- About OCSW
- Summit Issues
The 2014 Solutions Initiatives Strategies Summit (SIS) focused on the growing epidemic of human trafficking in the United States. According to US facts, an estimated 200,000 US citizens are in forced labor, including sexual exploration at any given time, as a result of human trafficking. Oklahoma’s central location is believed to play a major role in trafficking cases; with its three major interstate highways, I-35, I-40, and I- 44, Oklahoma cities are on major human trafficking routes throughout all ports, north, east, and west, providing a crossroads to human trafficking. An estimated global annual profit of all human trafficking is over $31.6 billion. The summit drew attention to 3 major factors which create vulnerable populations for traffickers in the state. Factor #1, Oklahoma has the highest incarceration rate of women in the US and the world, and according to statistics, children without mothers in the household are 6 times more likely to follow the dark side than other children. Factor #2, Oklahoma is second in teen pregnancy and homeless children, therefore creating a “stable” of children. And finally, factor #3, FBI reports, it is well-known among truck drivers “if you want good bar-b-que go to Kansas City, if you want young girls, go to Oklahoma City.”
Initiation of Project (Date):
• On November 8, 2012, The Oklahoma Commission on the Status of Women (OCSW) co-hosted a legislative interim study at the Oklahoma State Capitol on the growing human trafficking problem across the state
• From January – May of 2013, members of the Commission collected data concerning human trafficking in Oklahoma
• August 22, 2013, at the OCSW Annual Retreat, the 2014 Summit topic of Human Trafficking was chosen.

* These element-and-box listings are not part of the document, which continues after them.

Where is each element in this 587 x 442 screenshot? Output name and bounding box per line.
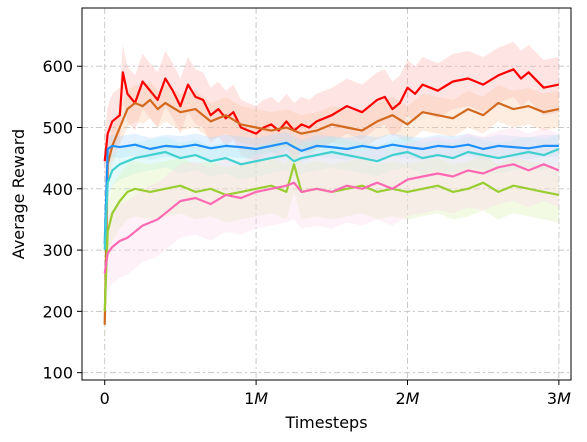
y-tick-label: 600 — [42, 57, 73, 76]
series-band-3 — [104, 133, 559, 266]
x-axis-label: Timesteps — [284, 413, 367, 432]
y-tick-label: 200 — [42, 302, 73, 321]
plot-frame — [81, 7, 572, 381]
series-line-5 — [103, 163, 560, 274]
x-ticks: 0 1M 2M 3M — [100, 380, 571, 408]
series-line-0 — [103, 68, 560, 162]
x-tick-label: 1M — [244, 389, 268, 408]
series-lines — [103, 68, 560, 325]
y-tick-label: 100 — [42, 364, 73, 383]
series-band-4 — [104, 136, 559, 339]
grid — [82, 8, 571, 380]
y-ticks: 100 200 300 400 500 600 — [42, 57, 82, 383]
y-axis-label: Average Reward — [9, 129, 28, 259]
y-tick-label: 400 — [42, 180, 73, 199]
series-line-2 — [103, 141, 559, 244]
y-tick-label: 500 — [42, 119, 73, 138]
series-line-3 — [103, 147, 560, 251]
x-tick-label: 0 — [100, 389, 110, 408]
x-tick-label: 3M — [547, 389, 571, 408]
series-band-2 — [104, 131, 559, 255]
series-band-1 — [104, 81, 559, 344]
series-line-1 — [103, 98, 560, 325]
series-band-5 — [104, 127, 559, 311]
x-tick-label: 2M — [395, 389, 419, 408]
y-tick-label: 300 — [42, 241, 73, 260]
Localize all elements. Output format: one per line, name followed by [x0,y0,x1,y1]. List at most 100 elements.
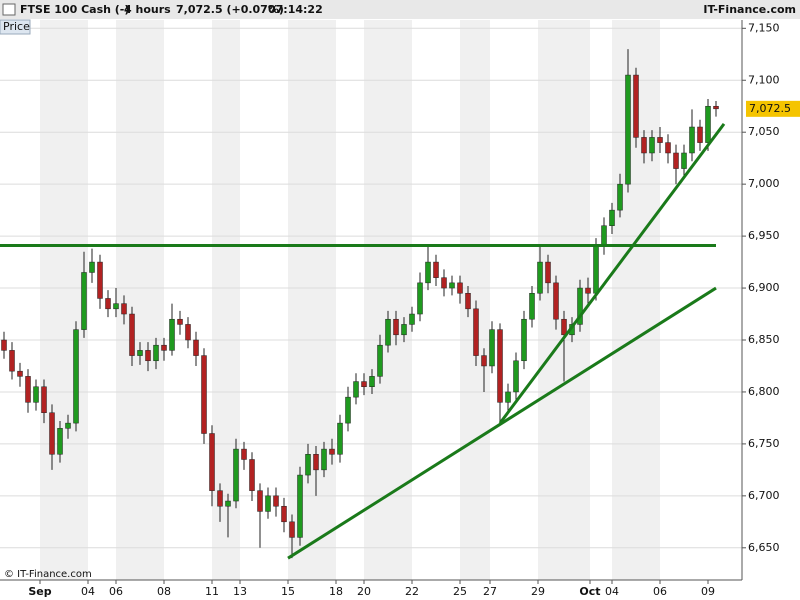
candle [513,352,519,401]
candle [201,348,207,444]
x-tick-label: 27 [483,585,497,598]
candle-body [641,137,647,154]
quote: 7,072.5 (+0.07%) [176,3,284,16]
y-tick-label: 6,850 [748,333,780,346]
candle-body [281,505,287,523]
candle [33,379,39,411]
candle-body [121,303,127,315]
y-tick-label: 6,800 [748,385,780,398]
candle-body [441,277,447,289]
candle [617,173,623,218]
candle-body [313,454,319,471]
candle [97,254,103,309]
y-tick-label: 7,100 [748,73,780,86]
candle [25,369,31,413]
candle [481,348,487,392]
candle-body [209,433,215,491]
candle [417,272,423,322]
x-tick-label: 04 [81,585,95,598]
candle-body [537,261,543,294]
candle [449,275,455,296]
candle [505,383,511,411]
candle-body [601,225,607,247]
clock: 07:14:22 [268,3,323,16]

• September - November 2013, members of the OCSW’s Family Issues committee worked on the goal and objectives of the Summit
• December 2013, Partners were identified and contacted
• February – April 2014, Solution panels were formed in OKC and Tulsa. Panels met monthly to discuss the causes, cost, and impact of human trafficking in Oklahoma
• May – June 2014, The OCSW identified additional funding sources, and stakeholders
• July 17, 2014, Human Trafficking Summit held at the Downtown OKC Sheraton Hotel. OCSW flew in from California, Keynote speaker, Autumn Burris, founder/director of Survivors for Solutions
Verifiable Impact based on Evaluation:
• Develop a State Action Plan with assistance from Summit partners and stakeholders
• Coordinate the implementation of the State Action Plan
• Coordinate the collection and sharing of human trafficking data among government agencies, the data collection shall respect the privacy of the victims of human trafficking
• Coordinate the sharing of information between agencies for the purposes of detecting individuals and groups engaged in human trafficking
• Establish policies to enable state government to work with non-governmental organizations and other elements of civil society to prevent human trafficking and provide assistance to US citizen and foreign national victims of human trafficking
• Review the existing services and facilities to meet the needs of victims of human trafficking and recommend a system that would coordinate such services, including but not limited to: health services, interpreting services, legal and immigration services, and victim compensation
The one-day conference included speakers, expert panelists and breakout sessions. The Commission partnered with the Oklahoma Bureau of Narcotics, the Oklahoma Women’s Coalition, The Junior League of Oklahoma City and Jones Public Relations. Topics included the detection of human traffickers; establishing protocols and policies for state, government, and law enforcement agencies, identifying opportunities to provide assistance to victims and survivors; reviewing existing services and facilities, meeting survivors’ needs; and developing public and legislative awareness regarding the prevention, protection and prosecution of human trafficking. The Summit agenda focused on 4 elements, the prevention of human trafficking, the protection of victims, the prosecution of offenders, and partnership with the judicial system, the Department of Human Services (DHS), and Social Services.
The lasting quality of the Summit was to collaboratively create and facilitate a statewide action plan to assist state legislators and anti-trafficking entities in improving Oklahoma’s strategy to fight human trafficking. Create a central hotline number that can be posted everywhere, with current information about Oklahoma response teams. Identify additional certified facilities in state for safety and housing for survivors.
i Trafficking in Persons Report 2009. Rep. U.S. Department of State, June 2009. Web. May 2010. http://www.state.gov/g/tip/rls/tiprpt/2009/.
ii Domestic Human Trafficking, An Internal Issue. Rep. Human Smuggling and Trafficking Center, 2008. Print.